Monday, November 9, 2015

From Venice to Rome and Back

A panorama of the Forum (please click for larger view)
To travel from Venice to Rome right now is to watch the world through the train window seem to undergo a gradual metamorphosis from the immaterial to the corporeal.

On a summer trip through Italy the heat and blaze of the long days, the brevity of one's stopovers, the soreness of one's own feet, and the crush of one's fellow tourists, can all make the most diverse locales seem as much alike as different. But not now.

In these days of early November, with their mists and fog, Venice seems to become as much a figment of the clouds' imagination as of the sea's. While clear sunny Rome, on the other hand--a good 10 or 12 Fahrenheit degrees warmer--seems the creation of its hills: as prodigious and intense as the mythical wrestler Antaeus, whose strength emanated from his mother earth. Hercules was only able to get the better of him by lifting him into the air--the kind of thing a writer like Italo Calvino might manage on the page. But being neither Calvino nor Hercules, I'm content to leave the city where it sits.  

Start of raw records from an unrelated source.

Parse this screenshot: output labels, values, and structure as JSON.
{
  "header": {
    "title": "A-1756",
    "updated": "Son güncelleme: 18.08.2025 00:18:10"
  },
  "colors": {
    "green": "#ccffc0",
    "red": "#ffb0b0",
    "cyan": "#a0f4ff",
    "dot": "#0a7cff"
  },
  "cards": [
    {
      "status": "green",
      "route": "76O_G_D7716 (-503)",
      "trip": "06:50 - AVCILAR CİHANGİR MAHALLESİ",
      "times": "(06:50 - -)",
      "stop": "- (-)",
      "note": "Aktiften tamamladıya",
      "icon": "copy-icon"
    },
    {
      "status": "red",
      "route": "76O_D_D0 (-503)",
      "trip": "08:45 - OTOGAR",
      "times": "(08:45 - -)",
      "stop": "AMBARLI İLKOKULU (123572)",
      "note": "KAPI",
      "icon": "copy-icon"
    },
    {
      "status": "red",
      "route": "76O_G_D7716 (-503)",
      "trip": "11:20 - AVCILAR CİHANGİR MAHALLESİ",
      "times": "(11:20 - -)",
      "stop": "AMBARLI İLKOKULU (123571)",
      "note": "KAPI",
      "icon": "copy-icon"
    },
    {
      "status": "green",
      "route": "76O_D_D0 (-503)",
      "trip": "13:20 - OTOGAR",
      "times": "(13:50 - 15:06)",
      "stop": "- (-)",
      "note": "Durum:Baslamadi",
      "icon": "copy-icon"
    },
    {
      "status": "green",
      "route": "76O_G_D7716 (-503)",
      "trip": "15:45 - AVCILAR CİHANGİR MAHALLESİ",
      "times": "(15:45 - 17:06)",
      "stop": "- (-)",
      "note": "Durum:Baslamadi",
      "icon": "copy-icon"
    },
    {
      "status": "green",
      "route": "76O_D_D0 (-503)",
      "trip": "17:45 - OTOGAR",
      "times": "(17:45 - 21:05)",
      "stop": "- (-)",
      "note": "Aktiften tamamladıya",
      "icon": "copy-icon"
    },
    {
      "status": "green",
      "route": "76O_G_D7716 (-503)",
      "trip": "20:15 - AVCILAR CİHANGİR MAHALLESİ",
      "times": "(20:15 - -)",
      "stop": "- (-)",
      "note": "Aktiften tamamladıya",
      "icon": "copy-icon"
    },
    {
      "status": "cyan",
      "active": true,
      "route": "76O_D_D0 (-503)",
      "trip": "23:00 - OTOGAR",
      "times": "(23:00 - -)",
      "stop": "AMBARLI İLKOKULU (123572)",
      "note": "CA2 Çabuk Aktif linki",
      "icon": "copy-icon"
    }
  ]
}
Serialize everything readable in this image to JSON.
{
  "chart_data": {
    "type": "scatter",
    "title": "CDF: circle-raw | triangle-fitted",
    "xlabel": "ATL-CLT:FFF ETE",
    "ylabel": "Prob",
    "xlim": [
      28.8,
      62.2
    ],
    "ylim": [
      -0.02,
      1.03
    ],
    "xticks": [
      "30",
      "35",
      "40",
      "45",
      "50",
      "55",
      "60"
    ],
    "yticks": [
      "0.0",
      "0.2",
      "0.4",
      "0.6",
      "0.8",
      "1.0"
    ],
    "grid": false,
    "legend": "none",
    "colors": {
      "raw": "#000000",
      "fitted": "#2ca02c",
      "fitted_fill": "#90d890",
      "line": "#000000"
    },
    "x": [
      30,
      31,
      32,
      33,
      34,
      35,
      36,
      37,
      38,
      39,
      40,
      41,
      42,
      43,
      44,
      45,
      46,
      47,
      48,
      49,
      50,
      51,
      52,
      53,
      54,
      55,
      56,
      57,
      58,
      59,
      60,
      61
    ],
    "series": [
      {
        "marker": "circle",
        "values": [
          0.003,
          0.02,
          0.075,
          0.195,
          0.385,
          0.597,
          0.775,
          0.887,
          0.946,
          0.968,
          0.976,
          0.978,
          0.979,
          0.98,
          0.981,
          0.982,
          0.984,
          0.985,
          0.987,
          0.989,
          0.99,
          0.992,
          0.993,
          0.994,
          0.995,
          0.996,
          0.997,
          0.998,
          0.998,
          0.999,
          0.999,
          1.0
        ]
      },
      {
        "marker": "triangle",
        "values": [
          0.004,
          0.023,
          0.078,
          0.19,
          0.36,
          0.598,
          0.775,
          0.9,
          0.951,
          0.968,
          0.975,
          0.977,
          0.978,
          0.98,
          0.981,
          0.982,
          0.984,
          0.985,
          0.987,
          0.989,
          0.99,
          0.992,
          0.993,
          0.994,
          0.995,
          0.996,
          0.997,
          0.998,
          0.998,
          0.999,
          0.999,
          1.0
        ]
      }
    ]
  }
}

For the autumn haze persists beyond watery Venice, all the way to Ferrara and beyond, lingering in a series of flat landscapes where a few tall lone trees are scattered sparsely about like the meager figures of one of Giacometti's Piazza sculptures, or in brief lines like the vases in a Giorgio Morandi still-life, the palette just as restrained. Autumn announces itself here quietly: a light yellow wash upon the leaves and a flattening of perspective, and with all the muted existential melancholy of Giorgio Bassani's novel The Heron or some of Michelangelo Antonioni's films--to cite two famous Ferraresi.

As you approach Florence the mists vanish, the landscape cheers, the world assumes mass. But not
the mass of Rome, not the mass of the ruins in the Forum, on the Palatine Hill, or scattered all around the city. Not the immensity of St Peter's and the Vatican Museums whose very massiveness seems--in spite of the church's rejection of pagan Rome--like nothing so much as a continuation of the old Empire by other means (though for many many centuries just as inclined to use violence). Not something entirely other, the revolution promised by its founder, but just the flip-side of the same coin: the victim (its myriad martyrs encrypted around the city) become the victimizer.

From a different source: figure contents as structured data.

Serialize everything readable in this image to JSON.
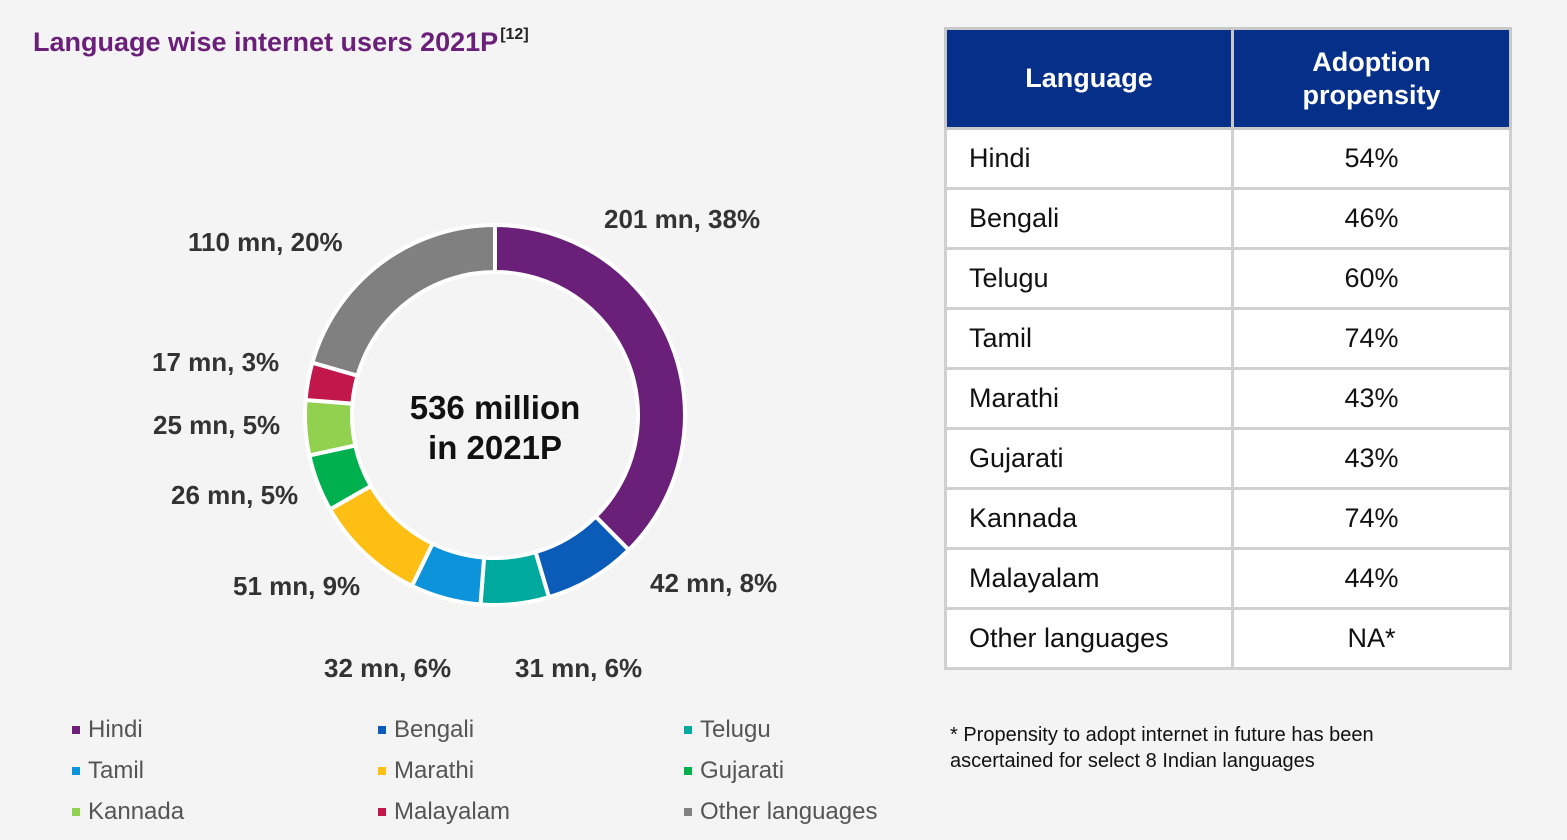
{
  "chart_data": {
    "type": "pie",
    "title": "Language wise internet users 2021P",
    "title_ref": "[12]",
    "center_text": [
      "536 million",
      "in 2021P"
    ],
    "unit": "mn",
    "categories": [
      "Hindi",
      "Bengali",
      "Telugu",
      "Tamil",
      "Marathi",
      "Gujarati",
      "Kannada",
      "Malayalam",
      "Other languages"
    ],
    "values": [
      201,
      42,
      31,
      32,
      51,
      26,
      25,
      17,
      110
    ],
    "percents": [
      38,
      8,
      6,
      6,
      9,
      5,
      5,
      3,
      20
    ],
    "labels": [
      "201 mn, 38%",
      "42 mn, 8%",
      "31 mn, 6%",
      "32 mn, 6%",
      "51 mn, 9%",
      "26 mn, 5%",
      "25 mn, 5%",
      "17 mn, 3%",
      "110 mn, 20%"
    ],
    "colors": [
      "#6a1f78",
      "#0a5cb8",
      "#00a99d",
      "#0d93d9",
      "#fdbf14",
      "#00b04f",
      "#92d050",
      "#c2174b",
      "#808080"
    ],
    "legend_position": "bottom"
  },
  "table": {
    "headers": [
      "Language",
      "Adoption propensity"
    ],
    "rows": [
      {
        "language": "Hindi",
        "propensity": "54%"
      },
      {
        "language": "Bengali",
        "propensity": "46%"
      },
      {
        "language": "Telugu",
        "propensity": "60%"
      },
      {
        "language": "Tamil",
        "propensity": "74%"
      },
      {
        "language": "Marathi",
        "propensity": "43%"
      },
      {
        "language": "Gujarati",
        "propensity": "43%"
      },
      {
        "language": "Kannada",
        "propensity": "74%"
      },
      {
        "language": "Malayalam",
        "propensity": "44%"
      },
      {
        "language": "Other languages",
        "propensity": "NA*"
      }
    ]
  },
  "footnote": "* Propensity to adopt internet in future has been ascertained for select 8 Indian languages",
  "colors": {
    "title": "#6a1f78",
    "table_header_bg": "#062f8a"
  }
}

In any case, how marvelous it was to be in an actual city again! With its energy and its traffic and its mobs--of residents, not just tourists! As Florence did not, as Turin did not, as Genova did not, as Catania did not--as Palermo did somewhat--Rome reminded Jen and I of what we liked about New York City, the certain feel of it, for all the differences. Just as I began to wonder about what rents were like I happened upon her looking at an online real estate site.

But we returned to Venice, making the journey yesterday afternoon back into the mists of our ordinary life. As we approached the damp air overwhelmed the heat of the train car we rode in, which had tended toward the stifling for much of the trip. I shivered and put on a sweater, thinking of the warmth of Rome. And even the sight of fishing nets staked in the lagoon to either side of the railway bridge didn't entirely clear the appealing sense of that city from my bloodstream. But then, as we pulled into Santa Lucia station, Sandro started quite literally to bounce on his seat and whoop, then to exclaim, "We're home! We're home! We're home!" and so we were. So we are.

After living in Venice for five years you find yourself irresistibly drawn to images of boats, even from among the countless scenes depicted on the gargantuan columns of the emperors (this particular one celebrating Trajan)...  
...and of all the Venuses in a place like the Borghese Gallery this one, painted by Titian and reminiscent of similar figures of his still remaining in Venice, seems almost like coming across the image of an old neighbor in a strange city (detail from Titian's Venus Blindfolding Cupid)


  1. I think you may have planted the seed which may sprout into a return visit to Rome. I've never been there in the winter.

    1. I don't know what the "dead of winter" is like, there, Yvonne, but the start of November was certainly quite nice!